January notes
30 Jan 2019A few notes for January 2019.
Maximal matching lower bound
They did it! A key problem of distributed computing on graphs has been solved by a team supervised by Jukka Suomela. The preprint has been uploaded to arxiv recently, and is not reviewed yet, so this should be taken with a grain of salt, but given the authors list, and what I have read of the paper, there is little doubt it is correct.
The setting can be explained the following way. There are jobs available, and people looking for jobs. Every job has at most $\Delta$ candidates, and each person has at most $\Delta$ jobs (s)he is interested in. There is no central entity, so the decisions of which job is matched to which person have to be taken based on communication between the “jobs” and the people. At the end, we want that (1) every person either has been assigned a job or all the jobs (s)he was interested in have been assigned to someone else, and (2) every job is either assigned to someone, or all the candidates for this job have been assigned another job. Note that there is no preference list, and that this problem would be very easy if we had a central entity managing the job market.
A strategy to solve the problem is the following: first every person chooses a job among the ones it has selected, and sends a proposal to this job, second the “jobs” choose one of the persons that have sent a proposal to it (if any). After this first round, some people and jobs are already matched, and they leave the game. The other jobs and persons continue, until we have reached a situation that fulfils the conditions (1) and (2) above.
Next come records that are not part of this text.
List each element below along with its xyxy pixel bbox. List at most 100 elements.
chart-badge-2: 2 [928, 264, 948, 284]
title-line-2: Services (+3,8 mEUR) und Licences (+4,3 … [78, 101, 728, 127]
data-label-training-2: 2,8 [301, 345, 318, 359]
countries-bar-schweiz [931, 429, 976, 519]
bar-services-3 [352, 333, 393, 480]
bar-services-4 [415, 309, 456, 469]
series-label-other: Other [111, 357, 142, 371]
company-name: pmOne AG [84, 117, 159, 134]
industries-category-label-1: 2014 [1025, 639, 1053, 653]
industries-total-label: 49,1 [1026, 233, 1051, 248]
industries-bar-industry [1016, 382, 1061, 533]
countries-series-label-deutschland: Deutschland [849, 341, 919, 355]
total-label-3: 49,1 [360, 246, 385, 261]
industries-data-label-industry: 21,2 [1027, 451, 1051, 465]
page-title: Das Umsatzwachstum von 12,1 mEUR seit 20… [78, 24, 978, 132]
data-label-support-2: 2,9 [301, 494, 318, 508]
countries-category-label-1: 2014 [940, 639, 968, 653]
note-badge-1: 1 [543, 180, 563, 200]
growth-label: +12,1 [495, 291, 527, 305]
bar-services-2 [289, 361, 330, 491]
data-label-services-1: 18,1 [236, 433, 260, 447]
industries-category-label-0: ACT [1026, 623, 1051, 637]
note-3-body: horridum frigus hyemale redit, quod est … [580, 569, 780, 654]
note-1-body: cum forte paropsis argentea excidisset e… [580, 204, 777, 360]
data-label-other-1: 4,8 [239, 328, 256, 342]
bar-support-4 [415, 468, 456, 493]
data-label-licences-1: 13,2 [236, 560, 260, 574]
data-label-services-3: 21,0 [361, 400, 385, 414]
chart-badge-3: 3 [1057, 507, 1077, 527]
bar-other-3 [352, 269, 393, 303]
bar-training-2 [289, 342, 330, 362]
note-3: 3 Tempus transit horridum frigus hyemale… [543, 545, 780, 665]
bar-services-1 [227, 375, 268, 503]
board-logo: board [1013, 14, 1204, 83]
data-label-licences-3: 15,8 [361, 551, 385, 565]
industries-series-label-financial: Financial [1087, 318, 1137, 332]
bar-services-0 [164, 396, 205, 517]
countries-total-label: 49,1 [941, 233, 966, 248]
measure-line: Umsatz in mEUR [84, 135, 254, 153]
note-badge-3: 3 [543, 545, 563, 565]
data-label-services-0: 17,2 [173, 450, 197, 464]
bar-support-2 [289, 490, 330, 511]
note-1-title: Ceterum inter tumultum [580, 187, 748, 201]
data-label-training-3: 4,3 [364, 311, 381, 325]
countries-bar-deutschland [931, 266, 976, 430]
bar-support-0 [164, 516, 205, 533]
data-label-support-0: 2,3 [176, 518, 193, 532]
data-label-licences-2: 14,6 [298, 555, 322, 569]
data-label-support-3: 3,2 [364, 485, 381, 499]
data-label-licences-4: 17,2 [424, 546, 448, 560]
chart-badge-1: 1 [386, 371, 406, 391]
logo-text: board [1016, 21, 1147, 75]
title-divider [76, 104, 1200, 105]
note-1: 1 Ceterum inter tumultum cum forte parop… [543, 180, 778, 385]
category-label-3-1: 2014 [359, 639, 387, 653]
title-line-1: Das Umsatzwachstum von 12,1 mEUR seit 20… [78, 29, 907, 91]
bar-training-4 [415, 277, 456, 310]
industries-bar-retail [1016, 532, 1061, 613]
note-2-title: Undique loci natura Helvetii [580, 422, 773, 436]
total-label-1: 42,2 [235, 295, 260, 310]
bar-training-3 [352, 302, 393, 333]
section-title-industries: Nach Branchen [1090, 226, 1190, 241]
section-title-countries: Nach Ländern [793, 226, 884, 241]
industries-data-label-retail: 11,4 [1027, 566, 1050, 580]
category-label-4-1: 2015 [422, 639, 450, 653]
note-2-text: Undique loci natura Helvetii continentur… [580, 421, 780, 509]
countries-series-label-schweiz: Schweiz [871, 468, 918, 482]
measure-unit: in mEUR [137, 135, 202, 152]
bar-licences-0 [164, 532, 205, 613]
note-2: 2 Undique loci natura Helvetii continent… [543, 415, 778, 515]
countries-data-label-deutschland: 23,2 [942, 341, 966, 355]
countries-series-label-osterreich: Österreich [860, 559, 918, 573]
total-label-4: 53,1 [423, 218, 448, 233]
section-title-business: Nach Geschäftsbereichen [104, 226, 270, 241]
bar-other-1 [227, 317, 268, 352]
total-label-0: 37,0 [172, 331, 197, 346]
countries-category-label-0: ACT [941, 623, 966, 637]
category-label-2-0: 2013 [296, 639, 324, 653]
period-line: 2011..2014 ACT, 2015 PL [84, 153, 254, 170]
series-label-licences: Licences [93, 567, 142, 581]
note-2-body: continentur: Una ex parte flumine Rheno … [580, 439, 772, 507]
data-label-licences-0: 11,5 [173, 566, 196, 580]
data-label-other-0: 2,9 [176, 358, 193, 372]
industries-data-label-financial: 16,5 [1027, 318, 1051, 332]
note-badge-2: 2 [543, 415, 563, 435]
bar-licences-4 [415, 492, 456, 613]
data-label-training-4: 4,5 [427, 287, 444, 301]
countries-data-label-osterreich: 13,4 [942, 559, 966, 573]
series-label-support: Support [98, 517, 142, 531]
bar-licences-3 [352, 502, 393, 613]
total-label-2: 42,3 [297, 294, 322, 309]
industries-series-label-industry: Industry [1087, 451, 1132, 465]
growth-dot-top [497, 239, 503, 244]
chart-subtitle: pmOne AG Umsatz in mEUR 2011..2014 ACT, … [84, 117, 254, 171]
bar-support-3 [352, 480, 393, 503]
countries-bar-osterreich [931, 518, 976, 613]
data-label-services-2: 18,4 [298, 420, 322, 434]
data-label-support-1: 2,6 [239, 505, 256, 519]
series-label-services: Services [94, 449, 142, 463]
This strategy requires $O(\Delta)$ phases. The new result tells us that this is basically optimal.
Search vs decision
My PhD was about distributed decision, and a sentence that often appears in papers on this topic is some variation of “unlike in the centralized setting, search and decision are very different in the distributed setting”. This makes me a bit uncomfortable because I don’t have a very strong statement to support the claim that in centralized computing search and decision are similar.
Lance Fortnow blogged about this early this month.
Fragile complexity
An interesting recent line of research is to go “beyond worst-case complexity”, that is to consider other measures of complexity/efficiency than the time on the worst input, as the later can be inadequate for many purposes. There are very nice concepts there, such as the smoothed complexity. See also the top 10 ideas in this area, by Tim Roughgarden.
A new measure was introduced in an arxiv preprint this month: fragile complexity. I just read the abstract, and I don’t know why it is called ‘fragile’, but I understand the definition for sorting: the fragile complexity of a sorting algorithm is the maximal number of comparisons that an element of the list can be part of.
LIPIcs without logos
I like LIPIcs latex class, which is now used for many conferences (basically the ones that switched to open access). I would like to use it for my preprints (because it looks nice, and because if the conference is in lipics, it avoids extra-work). One problem is that preprints should not have the official lipics logos, and other feature that are relevant only for conference publications. Following the example of a colleague, I used to use a modified version of the class file. This is not useful any more: the class now provides the command \hideLIPIcs that hides the conference-only features. (See the authors guidelines, page 8.)
PAC learning and deep learning
It seems that deep learning is becoming popular among almost everybody (at least from a scientific point of view), except theoretical computer scientists, who criticize it for its lack of proven guarantees. As a reaction, there are several efforts to better understand ML from a theoretical point of view (for example in Alexander Mądry’s group and in the ML theory group at Princeton).
The month in the Theory Dish blog, Amit Daniely and Roy Frostig blog about the performances of deep learning on well-defined theoretical tasks in the context of PAC learning.
Incidentally, Leslie Valiant published a book about PAC learning (that he defined in the eighties), and its relation with nature and evolution.
Wind turbines, machine learning and algorithms
Lance Fortnow also blogged about wind turbines and ML.
Basically, a problem for wind turbines is to predict sudden changes of the wind, that could cause damage. One could use complex fluid simulations, but these are slow therefore there is an increasing trend in using ML for these predictions.
So there is a way to make things in a “deterministic” well-defined way, but one prefers the ML version that is quicker. This reminds me of a stack exchange topic that was basically asking: will algorithms be really useful in the future, knowing that most of the time we are interested in “good enough” solution, and that we don’t even want some approximation guarantees, or even worse, we want solutions that are good, with the definition of good given only by examples. Unfortunately there were not many answers…
Power diagrams to represents fluids
11011110 blog links to nice fluid simulations using power diagram, to picture units of fluid. Power diagrams are generalizations of Voronoi diagrams but special cases of weighted Voronoi diagrams.
Order types
Suppose you have a configuration with four points in the plane, such that no three of them are aligned. Then, either all the points are extreme points, and they form a kind of quadrilateral, or there are three points forming a triangle, and the last point is in the triangle. These two cases are called the order types (for four points in the plane). As you can expect, this gets more tricky when you look at more points.
There was a paper at SODA 2019 about this topic.